Putting in tin connectors only bought a bit of time, and we are of the philosphy
that you don't clean anything - you replace (these are high dollar boxes to begin
with). I finally moved up to 'core' development teams, and I *never* would sign
off on anything that didn't have gold plated connectors on the power supplies,
BOM price be damned.
Of course, these are service monitors that get a lot of field work in all kinds
of environments, but all the same - if I had a tasty vintage synth like that, I'd
raid Fort Knox and see if there wasn't some way to put in gold plated connectors.
Just a thought......
Cheers,
Scott
On Fri, 06 Feb 2004 09:55:26 -0800, greg montalbano wrote:
>
> At 06:19 PM 2/6/04 +0100, Rude 66 wrote:
>
> >well, i disconnected the connectors and then put them together again, they
> >were not cleaned. they didn't look too dirty, though..
>
> This would be a good place to comment on this, as it's come up before --
> many synths with numerous internal connectors (DIP, inline, & whatever
> you'd call those cheesy things inside the ARP Odyssey) can have their
> performance significantly improved by cleaning those connectors.

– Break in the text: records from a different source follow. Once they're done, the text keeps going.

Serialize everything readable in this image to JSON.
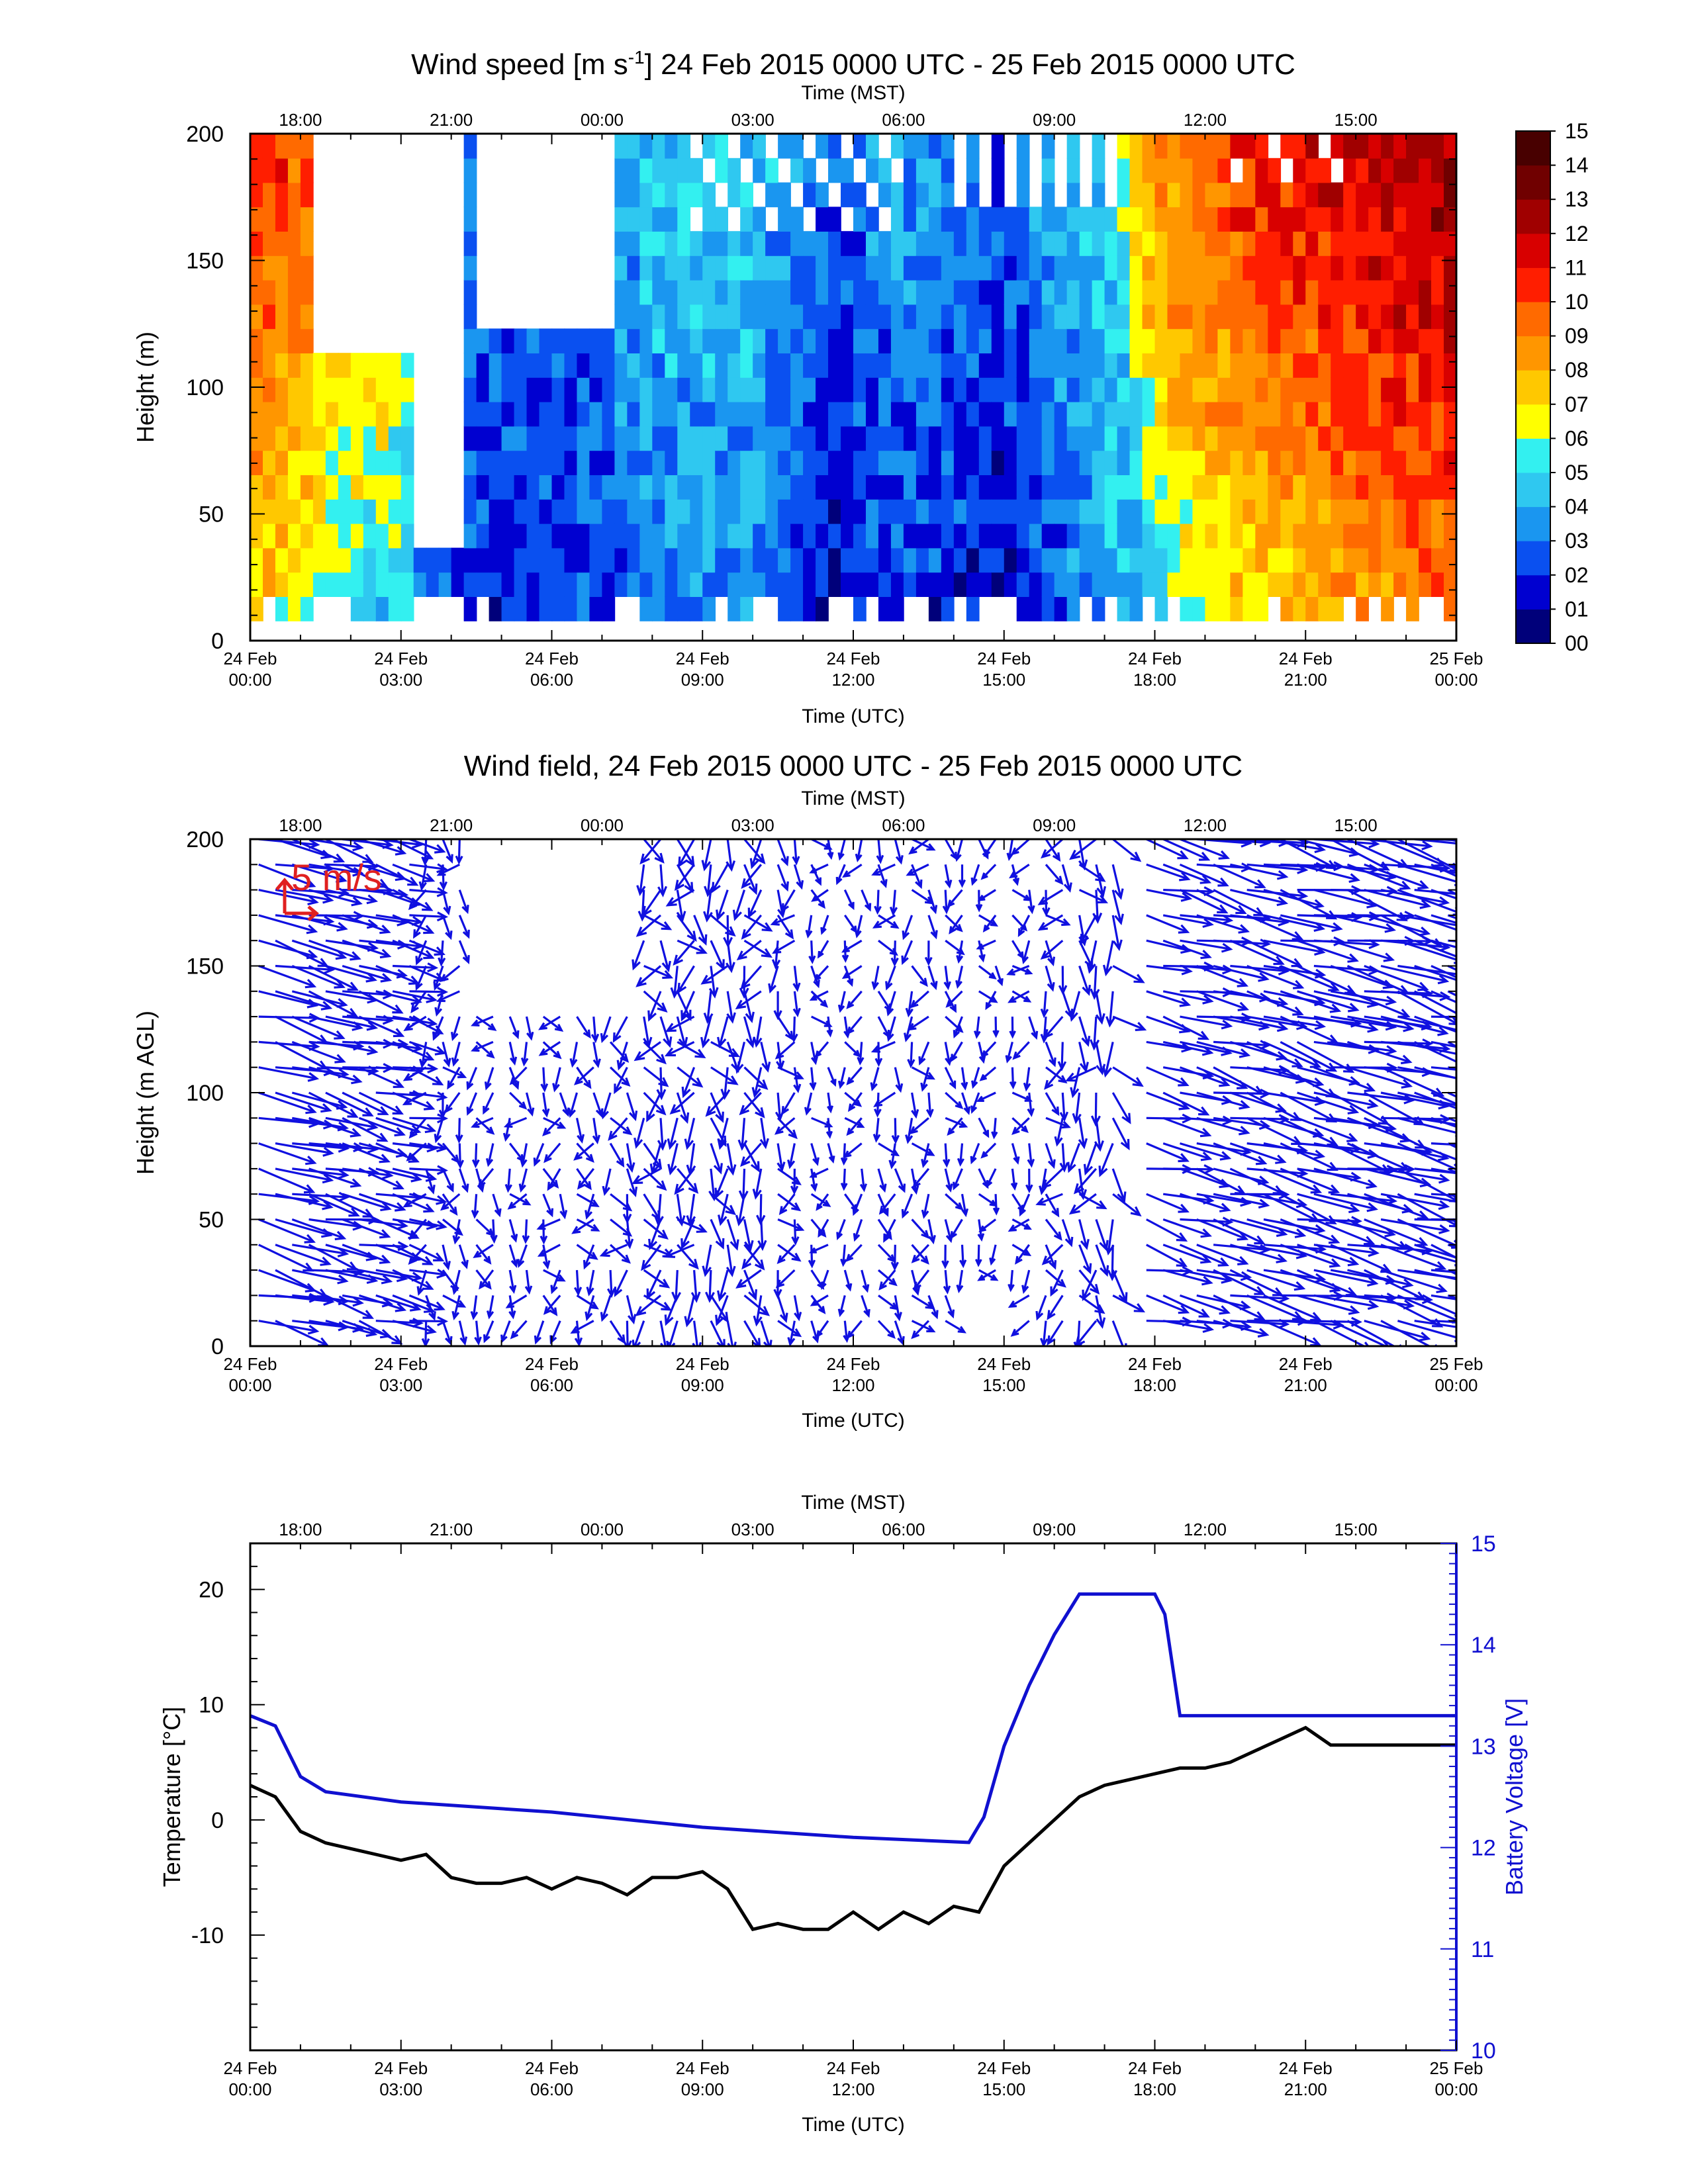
{
  "chart_data": [
    {
      "type": "heatmap",
      "title": "Wind speed [m s-1] 24 Feb 2015 0000 UTC - 25 Feb 2015 0000 UTC",
      "title_main": "Wind speed [m s",
      "title_sup": "-1",
      "title_rest": "] 24 Feb 2015 0000 UTC - 25 Feb 2015 0000 UTC",
      "xlabel": "Time (UTC)",
      "x2label": "Time (MST)",
      "ylabel": "Height (m)",
      "ylim": [
        0,
        200
      ],
      "yticks": [
        "0",
        "50",
        "100",
        "150",
        "200"
      ],
      "xticks_utc": [
        [
          "24 Feb",
          "00:00"
        ],
        [
          "24 Feb",
          "03:00"
        ],
        [
          "24 Feb",
          "06:00"
        ],
        [
          "24 Feb",
          "09:00"
        ],
        [
          "24 Feb",
          "12:00"
        ],
        [
          "24 Feb",
          "15:00"
        ],
        [
          "24 Feb",
          "18:00"
        ],
        [
          "24 Feb",
          "21:00"
        ],
        [
          "25 Feb",
          "00:00"
        ]
      ],
      "xticks_mst": [
        "18:00",
        "21:00",
        "00:00",
        "03:00",
        "06:00",
        "09:00",
        "12:00",
        "15:00"
      ],
      "colorbar_labels": [
        "00",
        "01",
        "02",
        "03",
        "04",
        "05",
        "06",
        "07",
        "08",
        "09",
        "10",
        "11",
        "12",
        "13",
        "14",
        "15"
      ],
      "colorbar_colors": [
        "#00007a",
        "#0000d0",
        "#0a50f0",
        "#1a96f0",
        "#2fc8f0",
        "#33f0f0",
        "#ffff00",
        "#ffc800",
        "#ff9600",
        "#ff6a00",
        "#ff1e00",
        "#d80000",
        "#a00000",
        "#700000",
        "#480000",
        "#200000"
      ],
      "speed_profile_utc_hours": [
        0,
        2,
        3,
        3.5,
        5,
        7,
        8,
        10,
        11.5,
        13,
        15,
        17.5,
        18,
        20,
        24
      ],
      "speed_profile_ms": [
        9,
        7,
        6,
        3,
        2.5,
        3,
        4,
        4,
        2,
        3,
        2,
        5,
        7,
        9,
        11
      ]
    },
    {
      "type": "scatter",
      "title": "Wind field, 24 Feb 2015 0000 UTC - 25 Feb 2015 0000 UTC",
      "xlabel": "Time (UTC)",
      "x2label": "Time (MST)",
      "ylabel": "Height (m AGL)",
      "ylim": [
        0,
        200
      ],
      "yticks": [
        "0",
        "50",
        "100",
        "150",
        "200"
      ],
      "reference_vector_label": "5 m/s",
      "reference_color": "#e02020",
      "vector_color": "#1010e0"
    },
    {
      "type": "line",
      "xlabel": "Time (UTC)",
      "x2label": "Time (MST)",
      "ylabel": "Temperature [°C]",
      "y2label": "Battery Voltage [V]",
      "ylim": [
        -20,
        24
      ],
      "y2lim": [
        10,
        15
      ],
      "yticks": [
        "20",
        "10",
        "0",
        "-10"
      ],
      "y2ticks": [
        "15",
        "14",
        "13",
        "12",
        "11",
        "10"
      ],
      "series": [
        {
          "name": "Temperature",
          "color": "#000000",
          "x_utc_hours": [
            0,
            0.5,
            1.0,
            1.5,
            2,
            2.5,
            3,
            3.5,
            4,
            4.5,
            5,
            5.5,
            6,
            6.5,
            7,
            7.5,
            8,
            8.5,
            9,
            9.5,
            10,
            10.5,
            11,
            11.5,
            12,
            12.5,
            13,
            13.5,
            14,
            14.5,
            15,
            15.5,
            16,
            16.5,
            17,
            17.5,
            18,
            18.5,
            19,
            19.5,
            20,
            20.5,
            21,
            21.5,
            22,
            22.5,
            23,
            23.5,
            24
          ],
          "values": [
            3,
            2,
            -1,
            -2,
            -2.5,
            -3,
            -3.5,
            -3,
            -5,
            -5.5,
            -5.5,
            -5,
            -6,
            -5,
            -5.5,
            -6.5,
            -5,
            -5,
            -4.5,
            -6,
            -9.5,
            -9,
            -9.5,
            -9.5,
            -8,
            -9.5,
            -8,
            -9,
            -7.5,
            -8,
            -4,
            -2,
            0,
            2,
            3,
            3.5,
            4,
            4.5,
            4.5,
            5,
            6,
            7,
            8,
            6.5,
            6.5,
            6.5,
            6.5,
            6.5,
            6.5
          ]
        },
        {
          "name": "Battery Voltage",
          "color": "#1010d0",
          "x_utc_hours": [
            0,
            0.5,
            1,
            1.5,
            3,
            6,
            9,
            12,
            14.3,
            14.6,
            15,
            15.5,
            16,
            16.5,
            17,
            18,
            18.2,
            18.5,
            20,
            22,
            24
          ],
          "values": [
            13.3,
            13.2,
            12.7,
            12.55,
            12.45,
            12.35,
            12.2,
            12.1,
            12.05,
            12.3,
            13,
            13.6,
            14.1,
            14.5,
            14.5,
            14.5,
            14.3,
            13.3,
            13.3,
            13.3,
            13.3
          ]
        }
      ]
    }
  ]
}
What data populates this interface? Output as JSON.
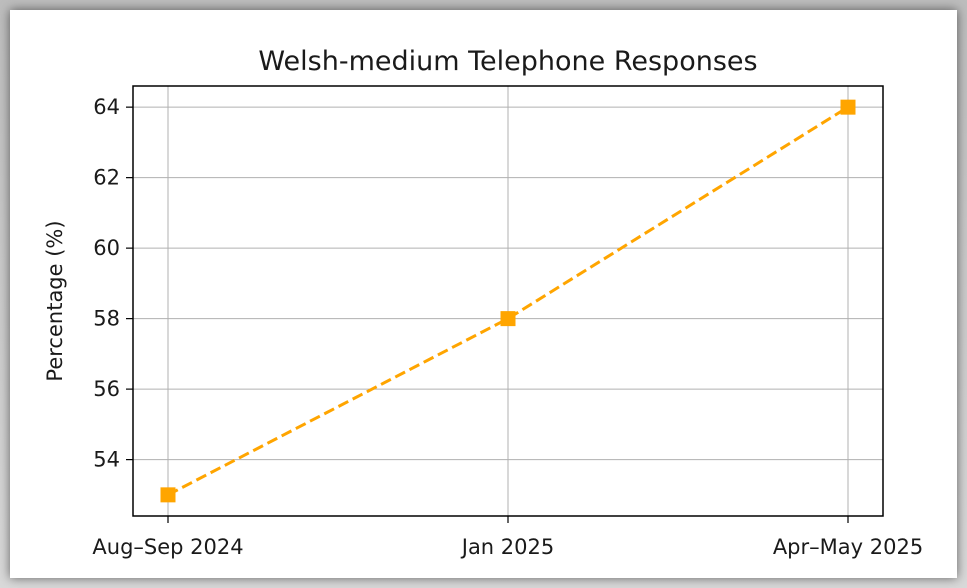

And they
> probably won't "look dirty" -- it's a matter of oxidation building up, over
> a period of years, to where the connections are intermittent (or actually
> behaving more like a capacitor than a connector). Sometimes removing &
> reinserting them is enough to clear the invisible oxidation; sometimes
> they need more aggressive cleaning.
>
> >what would be good to clean those connectors?
>
> This is where the commercially available "contact cleaners" (that are so
> controversial in pot cleaning) come in handy -- basically, any ethyl
> alcohol-type cleaner (one that will leave no residue) should work. I use
> an old toothbrush; clean the connector pins AND the socket pins.
> And it should go without saying that they should be allowed to dry out
> completely before powering up again.